(Serious) I have severe validation seeking issues in a playgroup and I need to mentally grow. What can I do?
I have played the hard grind to get to immortal, something which I am proud of.
I have an irl playgroup (acquaintances, not necessarily friends) who I've known for a decade who all aspire to the grind too. But they are archon-legend. I could say we started off in a similar place but I outpaced them in growth
[Editing to add detail. I don't play dota with them. I used to in 2015 ish but since then, they are just people I visit irl and talk about dota with. Just adding this detail to steer away from the gameplay advice I'm receiving. This isn't about gameplay and more about mindset and changing as a person irl. But I appreciate you anyways!]
What I've noticed is that over the years the group has become my guilty pleasure. I flex knowing they are jealous, and that fuels me, I guess. I know this is not where I should be as a person. As in, I shouldn't really be seeking highs in such a petty way. I want to understand myself and what I can do to stop thinking like this.
I'm a weak willed person. I think I've had a lifelong lust to prove myself in life, not just dota2. So every time I get a chance to humble brag a big feat, I feel myself and I chase that high (internally) in a sad way. Its almost a vengeful "fuck you all, I'm a god and you are trash. I worked my way to the top just to feel kingly" sort of mental.
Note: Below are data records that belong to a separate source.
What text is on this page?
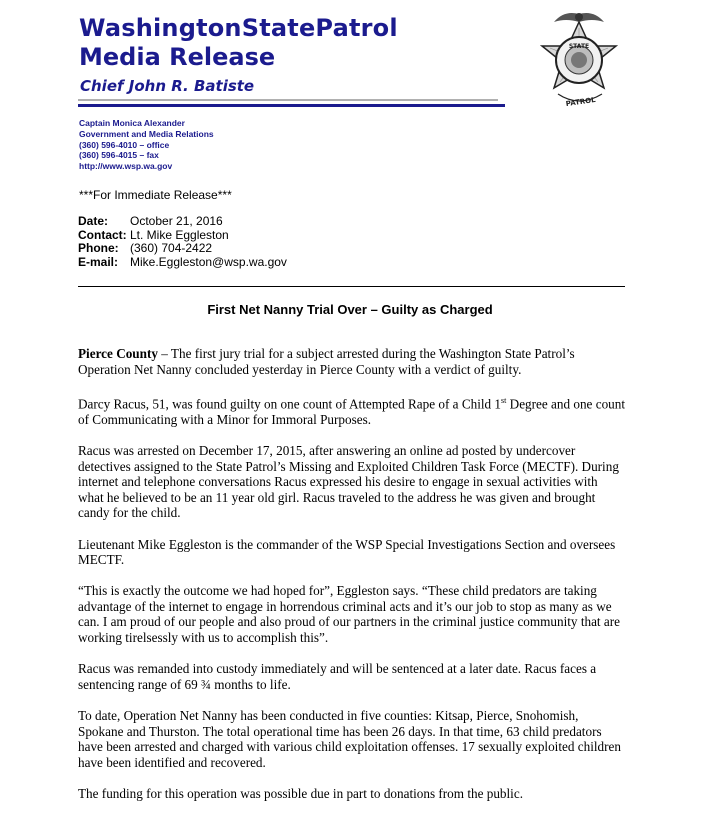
WashingtonStatePatrol
Media Release
Chief John R. Batiste
STATE
PATROL
Captain Monica Alexander
Government and Media Relations
(360) 596-4010 – office
(360) 596-4015 – fax
http://www.wsp.wa.gov
***For Immediate Release***
Date:	October 21, 2016
Contact: Lt. Mike Eggleston
Phone: (360) 704-2422
E-mail: Mike.Eggleston@wsp.wa.gov
First Net Nanny Trial Over – Guilty as Charged

Pierce County – The first jury trial for a subject arrested during the Washington State Patrol’s Operation Net Nanny concluded yesterday in Pierce County with a verdict of guilty.

Darcy Racus, 51, was found guilty on one count of Attempted Rape of a Child 1st Degree and one count of Communicating with a Minor for Immoral Purposes.

Racus was arrested on December 17, 2015, after answering an online ad posted by undercover detectives assigned to the State Patrol’s Missing and Exploited Children Task Force (MECTF). During internet and telephone conversations Racus expressed his desire to engage in sexual activities with what he believed to be an 11 year old girl. Racus traveled to the address he was given and brought candy for the child.

Lieutenant Mike Eggleston is the commander of the WSP Special Investigations Section and oversees MECTF.

“This is exactly the outcome we had hoped for”, Eggleston says. “These child predators are taking advantage of the internet to engage in horrendous criminal acts and it’s our job to stop as many as we can. I am proud of our people and also proud of our partners in the criminal justice community that are working tirelsessly with us to accomplish this”.

Racus was remanded into custody immediately and will be sentenced at a later date. Racus faces a sentencing range of 69 ¾ months to life.

To date, Operation Net Nanny has been conducted in five counties: Kitsap, Pierce, Snohomish, Spokane and Thurston. The total operational time has been 26 days. In that time, 63 child predators have been arrested and charged with various child exploitation offenses. 17 sexually exploited children have been identified and recovered.

The funding for this operation was possible due in part to donations from the public.
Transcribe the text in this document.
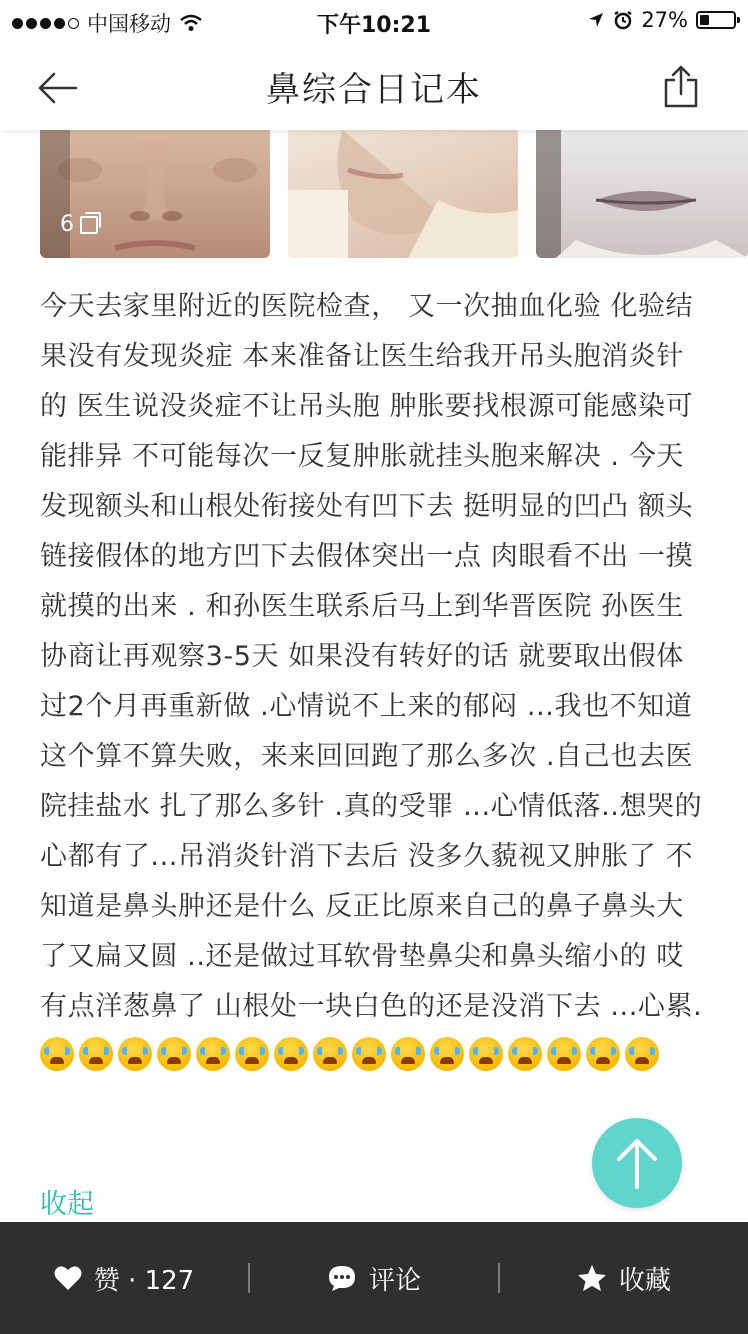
中国移动	下午10:21	27%
鼻综合日记本
6
今天去家里附近的医院检查， 又一次抽血化验 化验结果没有发现炎症 本来准备让医生给我开吊头胞消炎针的 医生说没炎症不让吊头胞 肿胀要找根源可能感染可能排异 不可能每次一反复肿胀就挂头胞来解决 . 今天发现额头和山根处衔接处有凹下去 挺明显的凹凸 额头链接假体的地方凹下去假体突出一点 肉眼看不出 一摸就摸的出来 . 和孙医生联系后马上到华晋医院 孙医生协商让再观察3-5天 如果没有转好的话 就要取出假体 过2个月再重新做 .心情说不上来的郁闷 ...我也不知道这个算不算失败，来来回回跑了那么多次 .自己也去医院挂盐水 扎了那么多针 .真的受罪 ...心情低落..想哭的心都有了...吊消炎针消下去后 没多久藐视又肿胀了 不知道是鼻头肿还是什么 反正比原来自己的鼻子鼻头大了又扁又圆 ..还是做过耳软骨垫鼻尖和鼻头缩小的 哎有点洋葱鼻了 山根处一块白色的还是没消下去 ...心累.
收起
赞 · 127	评论	收藏
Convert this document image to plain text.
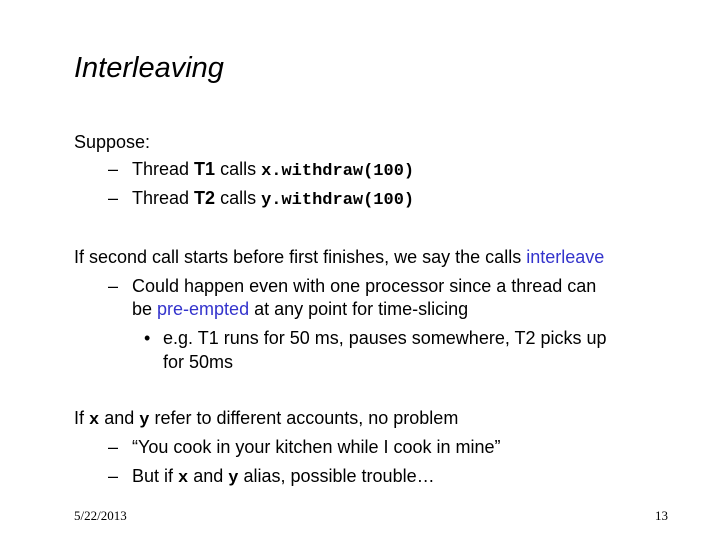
Interleaving
Suppose:
– Thread T1 calls x.withdraw(100)
– Thread T2 calls y.withdraw(100)
If second call starts before first finishes, we say the calls interleave
– Could happen even with one processor since a thread can
be pre-empted at any point for time-slicing
• e.g. T1 runs for 50 ms, pauses somewhere, T2 picks up
for 50ms
If x and y refer to different accounts, no problem
– “You cook in your kitchen while I cook in mine”
– But if x and y alias, possible trouble…
5/22/2013	13
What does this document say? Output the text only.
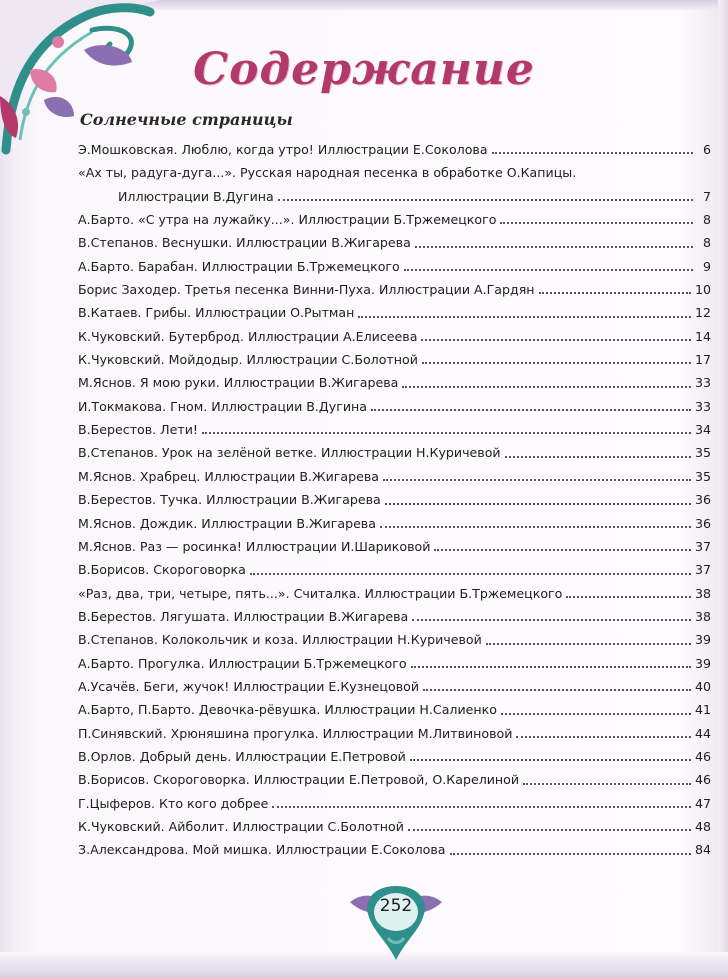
Содержание
Солнечные страницы
Э.Мошковская. Люблю, когда утро! Иллюстрации Е.Соколова	6
«Ах ты, радуга-дуга...». Русская народная песенка в обработке О.Капицы.
Иллюстрации В.Дугина	7
А.Барто. «С утра на лужайку...». Иллюстрации Б.Тржемецкого	8
В.Степанов. Веснушки. Иллюстрации В.Жигарева	8
А.Барто. Барабан. Иллюстрации Б.Тржемецкого	9
Борис Заходер. Третья песенка Винни-Пуха. Иллюстрации А.Гардян	10
В.Катаев. Грибы. Иллюстрации О.Рытман	12
К.Чуковский. Бутерброд. Иллюстрации А.Елисеева	14
К.Чуковский. Мойдодыр. Иллюстрации С.Болотной	17
М.Яснов. Я мою руки. Иллюстрации В.Жигарева	33
И.Токмакова. Гном. Иллюстрации В.Дугина	33
В.Берестов. Лети!	34
В.Степанов. Урок на зелёной ветке. Иллюстрации Н.Куричевой	35
М.Яснов. Храбрец. Иллюстрации В.Жигарева	35
В.Берестов. Тучка. Иллюстрации В.Жигарева	36
М.Яснов. Дождик. Иллюстрации В.Жигарева	36
М.Яснов. Раз — росинка! Иллюстрации И.Шариковой	37
В.Борисов. Скороговорка	37
«Раз, два, три, четыре, пять...». Считалка. Иллюстрации Б.Тржемецкого	38
В.Берестов. Лягушата. Иллюстрации В.Жигарева	38
В.Степанов. Колокольчик и коза. Иллюстрации Н.Куричевой	39
А.Барто. Прогулка. Иллюстрации Б.Тржемецкого	39
А.Усачёв. Беги, жучок! Иллюстрации Е.Кузнецовой	40
А.Барто, П.Барто. Девочка-рёвушка. Иллюстрации Н.Салиенко	41
П.Синявский. Хрюняшина прогулка. Иллюстрации М.Литвиновой	44
В.Орлов. Добрый день. Иллюстрации Е.Петровой	46
В.Борисов. Скороговорка. Иллюстрации Е.Петровой, О.Карелиной	46
Г.Цыферов. Кто кого добрее	47
К.Чуковский. Айболит. Иллюстрации С.Болотной	48
З.Александрова. Мой мишка. Иллюстрации Е.Соколова	84
252
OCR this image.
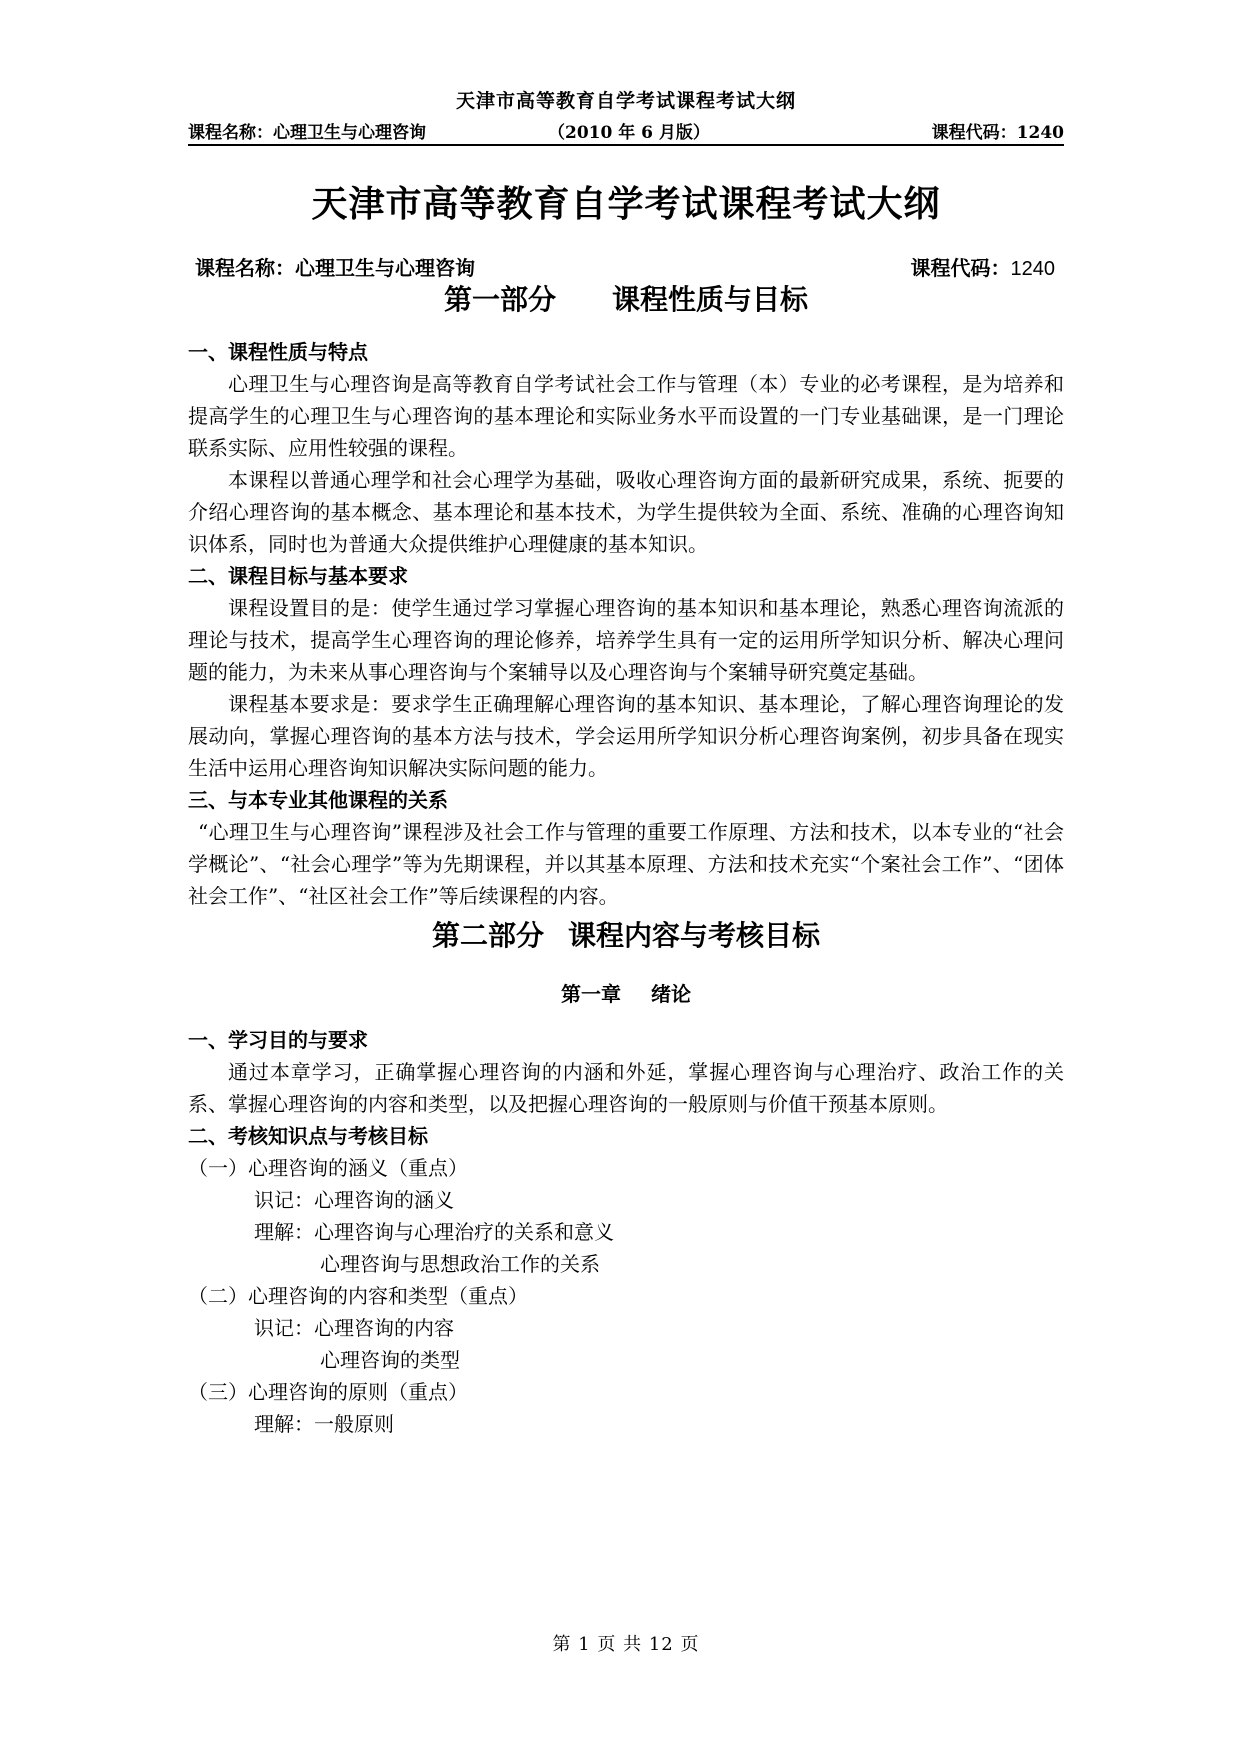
天津市高等教育自学考试课程考试大纲
课程名称：心理卫生与心理咨询	（2010 年 6 月版）	课程代码：1240
天津市高等教育自学考试课程考试大纲
课程名称：心理卫生与心理咨询	课程代码：1240
第一部分 课程性质与目标
一、课程性质与特点
心理卫生与心理咨询是高等教育自学考试社会工作与管理（本）专业的必考课程，是为培养和提高学生的心理卫生与心理咨询的基本理论和实际业务水平而设置的一门专业基础课，是一门理论联系实际、应用性较强的课程。
本课程以普通心理学和社会心理学为基础，吸收心理咨询方面的最新研究成果，系统、扼要的介绍心理咨询的基本概念、基本理论和基本技术，为学生提供较为全面、系统、准确的心理咨询知识体系，同时也为普通大众提供维护心理健康的基本知识。
二、课程目标与基本要求
课程设置目的是：使学生通过学习掌握心理咨询的基本知识和基本理论，熟悉心理咨询流派的理论与技术，提高学生心理咨询的理论修养，培养学生具有一定的运用所学知识分析、解决心理问题的能力，为未来从事心理咨询与个案辅导以及心理咨询与个案辅导研究奠定基础。
课程基本要求是：要求学生正确理解心理咨询的基本知识、基本理论，了解心理咨询理论的发展动向，掌握心理咨询的基本方法与技术，学会运用所学知识分析心理咨询案例，初步具备在现实生活中运用心理咨询知识解决实际问题的能力。
三、与本专业其他课程的关系
“心理卫生与心理咨询”课程涉及社会工作与管理的重要工作原理、方法和技术，以本专业的“社会学概论”、“社会心理学”等为先期课程，并以其基本原理、方法和技术充实“个案社会工作”、“团体社会工作”、“社区社会工作”等后续课程的内容。
第二部分 课程内容与考核目标
第一章 绪论
一、学习目的与要求
通过本章学习，正确掌握心理咨询的内涵和外延，掌握心理咨询与心理治疗、政治工作的关系、掌握心理咨询的内容和类型，以及把握心理咨询的一般原则与价值干预基本原则。
二、考核知识点与考核目标
（一）心理咨询的涵义（重点）
识记：心理咨询的涵义
理解：心理咨询与心理治疗的关系和意义
心理咨询与思想政治工作的关系
（二）心理咨询的内容和类型（重点）
识记：心理咨询的内容
心理咨询的类型
（三）心理咨询的原则（重点）
理解：一般原则
第 1 页 共 12 页
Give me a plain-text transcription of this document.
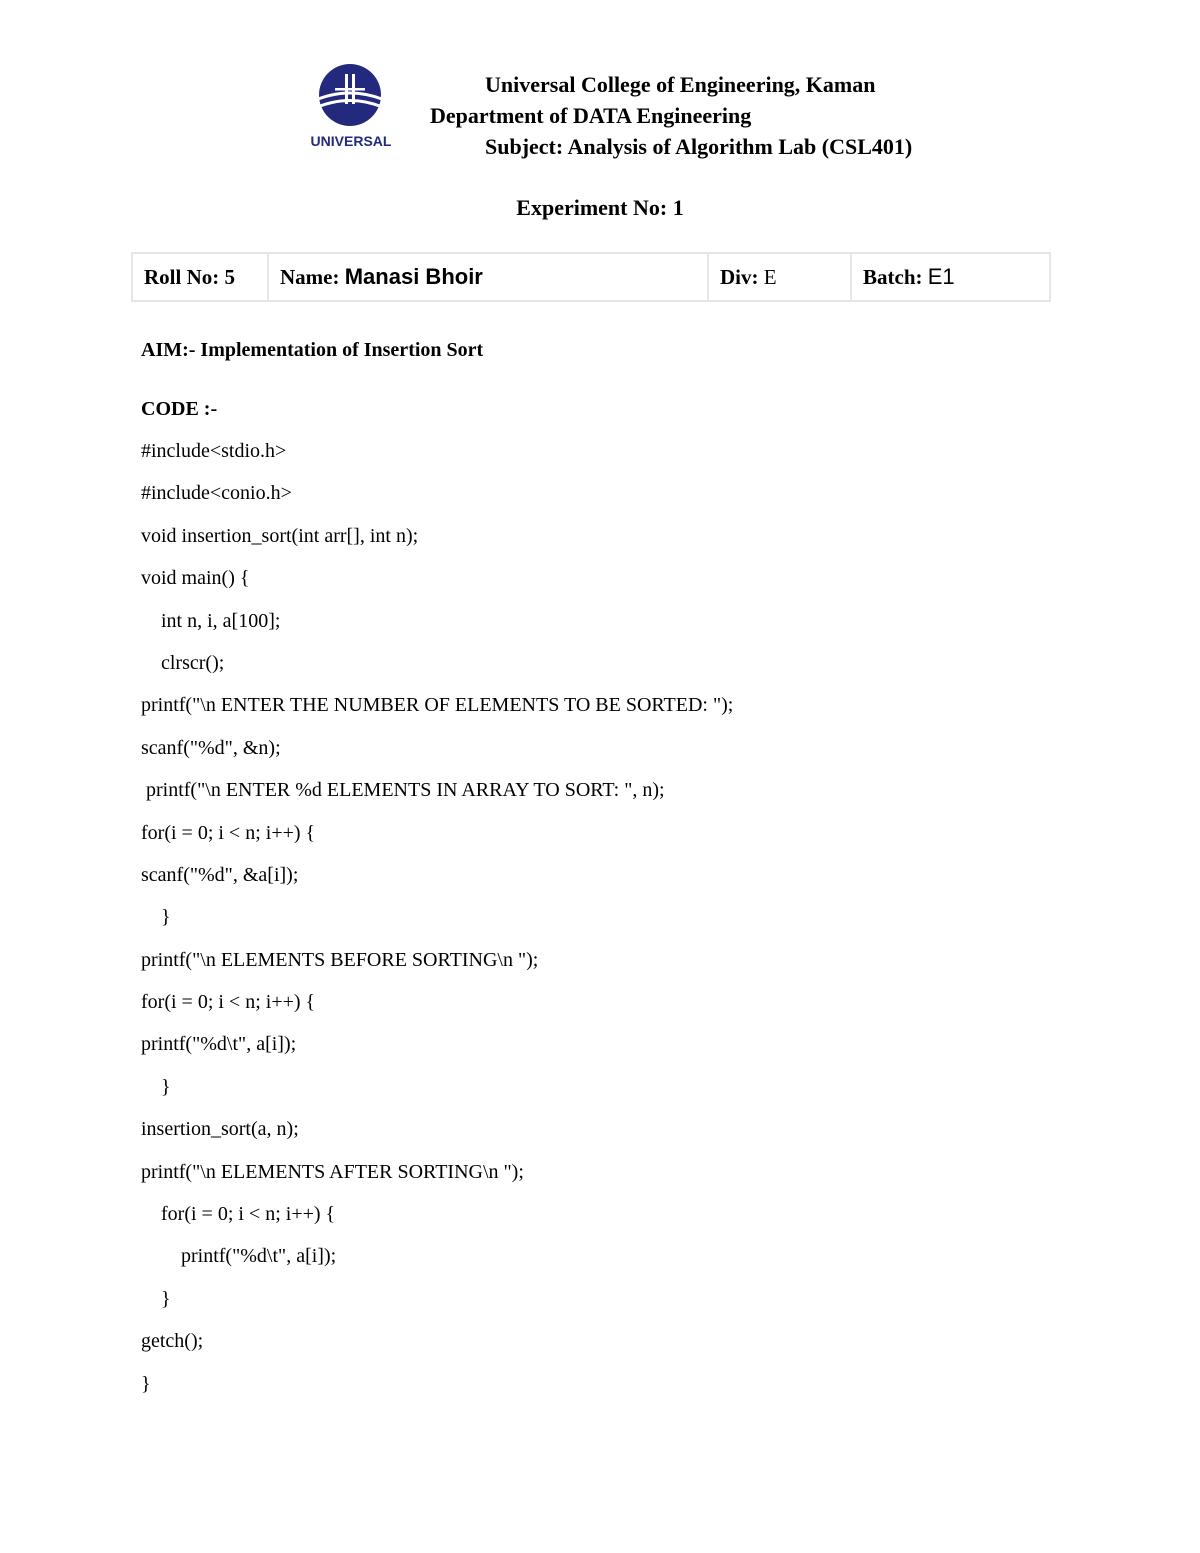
UNIVERSAL
Universal College of Engineering, Kaman
Department of DATA Engineering
Subject: Analysis of Algorithm Lab (CSL401)
Experiment No: 1
Roll No: 5	Name: Manasi Bhoir	Div: E	Batch: E1
AIM:- Implementation of Insertion Sort
CODE :-
#include<stdio.h>
#include<conio.h>
void insertion_sort(int arr[], int n);
void main() {
int n, i, a[100];
clrscr();
printf("\n ENTER THE NUMBER OF ELEMENTS TO BE SORTED: ");
scanf("%d", &n);
printf("\n ENTER %d ELEMENTS IN ARRAY TO SORT: ", n);
for(i = 0; i < n; i++) {
scanf("%d", &a[i]);
}
printf("\n ELEMENTS BEFORE SORTING\n ");
for(i = 0; i < n; i++) {
printf("%d\t", a[i]);
}
insertion_sort(a, n);
printf("\n ELEMENTS AFTER SORTING\n ");
for(i = 0; i < n; i++) {
printf("%d\t", a[i]);
}
getch();
}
I know that this pursuit is regressive to my growth and I know I would be growing way faster if I replaced this rubbish ego with a more pure desire to just improve without validation seeking. Improve for the sake of improvement.
So I ask here to anyone who has gone through these stages in life, how did you grow out of it?
Tldr: I'm rewarding myself in a shallow way and this has trained my mind to settle for less. I need to un-train this so I can have bigger ambitions. How did you do it?